Dans la foulée de la terrible tragédie des Shafia, on a eu tôt fait de culpabiliser les agences sociales du Québec.

«Le Canada a-t-il fait défaut aux quatre victimes de la famille Shafia?», s'interroge la presse anglophone. Côté francophone aussi, on se demande si les enseignants et les travailleurs sociaux qui ont été en contact avec les adolescentes auraient pu prévenir le crime.

Je trouve qu'on en met beaucoup sur le dos de nos institutions. Car enfin, comment, à l'époque, un pareil drame pouvait-il être pressenti? Qui pouvait imaginer que l'invraisemblable se produirait?

Les enseignants et les policiers auxquels les enfants se sont confiés à deux reprises ont été impeccables. Ils ont tout de suite alerté les travailleurs sociaux, qui sont chaque fois intervenus rapidement. Mais, comme cela arrive souvent dans les confits entre parents et enfants, les filles étaient ambivalentes. Sahar est revenue sur sa déclaration, et Zainab, après un bref séjour dans un refuge, est rentrée à la maison.

Rien de ce que l'on savait ne justifiait un retrait des enfants de leur famille. Les travailleurs sociaux ne s'y résolvent d'ailleurs qu'en dernier recours, car la brutale rupture des liens familiaux peut être encore pire que le mal à la source de la plainte. À plus forte raison lorsqu'on a affaire à des adolescentes en bonne santé, qui ne présentaient aucun des symptômes habituels des victimes d'inceste ou de sévices physiques et qui vivaient dans un foyer dénué des signes généralement associés à la violence (alcool, drogue, etc.). Ces petites musulmanes n'étaient même pas tenues de porter le voile à l'école!

En fait, les seuls qui pouvaient pressentir le danger étaient les proches de la famille Shafia. Étant Afghans, la notion du «crime d'honneur» ne leur était pas étrangère et, contrairement aux travailleurs sociaux, ils savaient un peu ce qui se passait derrière les portes closes de la maison.
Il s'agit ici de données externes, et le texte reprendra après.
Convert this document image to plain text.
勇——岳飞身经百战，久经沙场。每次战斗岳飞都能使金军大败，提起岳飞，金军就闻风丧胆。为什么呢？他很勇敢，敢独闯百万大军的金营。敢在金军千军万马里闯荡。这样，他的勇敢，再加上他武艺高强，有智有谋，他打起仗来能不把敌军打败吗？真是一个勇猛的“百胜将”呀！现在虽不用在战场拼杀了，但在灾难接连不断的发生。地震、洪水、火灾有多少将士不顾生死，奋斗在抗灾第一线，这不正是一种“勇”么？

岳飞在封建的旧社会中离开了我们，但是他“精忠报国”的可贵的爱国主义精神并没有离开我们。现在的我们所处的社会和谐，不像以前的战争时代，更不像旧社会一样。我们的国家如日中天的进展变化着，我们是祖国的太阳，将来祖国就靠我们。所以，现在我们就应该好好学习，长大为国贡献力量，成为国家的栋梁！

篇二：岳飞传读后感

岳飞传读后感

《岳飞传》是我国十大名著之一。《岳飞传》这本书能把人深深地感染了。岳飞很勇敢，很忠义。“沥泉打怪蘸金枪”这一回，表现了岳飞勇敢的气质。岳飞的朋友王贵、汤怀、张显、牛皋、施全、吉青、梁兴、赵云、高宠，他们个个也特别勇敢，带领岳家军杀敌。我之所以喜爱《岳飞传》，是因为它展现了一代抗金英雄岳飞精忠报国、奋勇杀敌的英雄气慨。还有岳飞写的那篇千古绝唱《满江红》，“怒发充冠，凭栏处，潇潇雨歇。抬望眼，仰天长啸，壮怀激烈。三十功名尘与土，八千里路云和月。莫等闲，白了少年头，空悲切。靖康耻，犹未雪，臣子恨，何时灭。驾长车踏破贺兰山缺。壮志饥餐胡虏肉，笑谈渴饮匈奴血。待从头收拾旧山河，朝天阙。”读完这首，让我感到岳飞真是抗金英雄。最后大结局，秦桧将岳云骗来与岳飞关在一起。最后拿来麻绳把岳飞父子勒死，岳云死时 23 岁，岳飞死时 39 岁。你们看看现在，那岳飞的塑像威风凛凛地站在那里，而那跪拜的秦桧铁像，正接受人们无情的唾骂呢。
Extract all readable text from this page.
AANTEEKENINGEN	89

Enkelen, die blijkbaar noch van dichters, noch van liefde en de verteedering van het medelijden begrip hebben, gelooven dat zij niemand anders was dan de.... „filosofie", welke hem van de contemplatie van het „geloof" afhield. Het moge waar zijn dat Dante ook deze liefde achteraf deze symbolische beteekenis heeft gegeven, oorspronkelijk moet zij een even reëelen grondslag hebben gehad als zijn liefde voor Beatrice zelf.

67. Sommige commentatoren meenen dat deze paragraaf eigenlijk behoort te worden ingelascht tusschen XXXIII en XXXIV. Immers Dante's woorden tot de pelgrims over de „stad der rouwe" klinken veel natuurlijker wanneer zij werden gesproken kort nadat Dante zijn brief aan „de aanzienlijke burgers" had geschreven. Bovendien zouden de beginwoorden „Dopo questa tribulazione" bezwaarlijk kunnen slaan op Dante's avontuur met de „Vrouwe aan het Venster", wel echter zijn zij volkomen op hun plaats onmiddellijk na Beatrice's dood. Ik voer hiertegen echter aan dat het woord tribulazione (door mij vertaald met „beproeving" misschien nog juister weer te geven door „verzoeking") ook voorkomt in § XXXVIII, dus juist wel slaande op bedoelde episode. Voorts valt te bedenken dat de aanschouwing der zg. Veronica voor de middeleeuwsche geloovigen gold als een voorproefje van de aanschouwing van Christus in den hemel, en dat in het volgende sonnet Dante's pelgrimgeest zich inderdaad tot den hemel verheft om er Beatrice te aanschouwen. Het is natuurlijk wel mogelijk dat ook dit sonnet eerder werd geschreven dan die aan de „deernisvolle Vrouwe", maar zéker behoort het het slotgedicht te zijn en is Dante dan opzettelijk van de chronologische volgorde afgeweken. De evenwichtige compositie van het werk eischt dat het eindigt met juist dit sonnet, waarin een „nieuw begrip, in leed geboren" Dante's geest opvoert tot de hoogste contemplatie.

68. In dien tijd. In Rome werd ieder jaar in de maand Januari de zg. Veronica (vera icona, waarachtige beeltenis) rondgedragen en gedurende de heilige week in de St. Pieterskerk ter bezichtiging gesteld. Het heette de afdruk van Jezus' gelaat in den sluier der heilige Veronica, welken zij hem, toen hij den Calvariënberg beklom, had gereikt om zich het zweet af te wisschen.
La soeur et le frère de Rona, établis en France, craignaient que quelque chose ne lui arrive; c'est d'ailleurs sa soeur qui, après le meurtre, a alerté la police sur le caractère suspect de cet «accident».

Des proches de Tooba, établis à Montréal et en Suède, avaient entendu Mohammad dire qu'il voulait tuer Zainab, parce qu'elle était «une pute». Mais même eux ne prévoyaient pas le pire. Un cousin de Zainab a confié au National Post qu'il croyait que le pire danger qui la guettait était d'être envoyée de force à Dubaï...

D'ailleurs, on peut croire que les victimes elles-mêmes ne se doutaient de rien, sinon elles se seraient enfuies au cours de ce fatidique voyage.

En somme, comment la DPJ aurait-elle pu pressentir ce que même les proches des Shafia n'avaient pas prévu?

Il va de soi que je parle ici de l' «avant-Shafia». Maintenant, tout a changé. Cet effroyable drame aura au moins eu le mérite de faire connaître aux Canadiens un pan caché de ces cultures patriarcales ancrées dans des codes d'honneur médiévaux.

Mais comment intervenir? Il se peut en effet que les deux interventions de la DPJ aient aggravé les choses, le père les ayant vues comme une ingérence portant atteinte à son honneur. Ce qui l'aurait poussé à passer à l'action... La directrice de la DPJ n'exclut pas cette troublante hypothèse.

Il faudra s'inspirer des modèles existants ailleurs, où l'enquête sur des cas possiblement reliés à «l'honneur» est confiée à des intervenants ayant reçu une formation spéciale.

Il faudra surtout que les leaders des communautés où survivent ces codes d'honneur se résolvent à agir. Ce sont eux, mieux que quiconque, qui peuvent éradiquer ce cancer.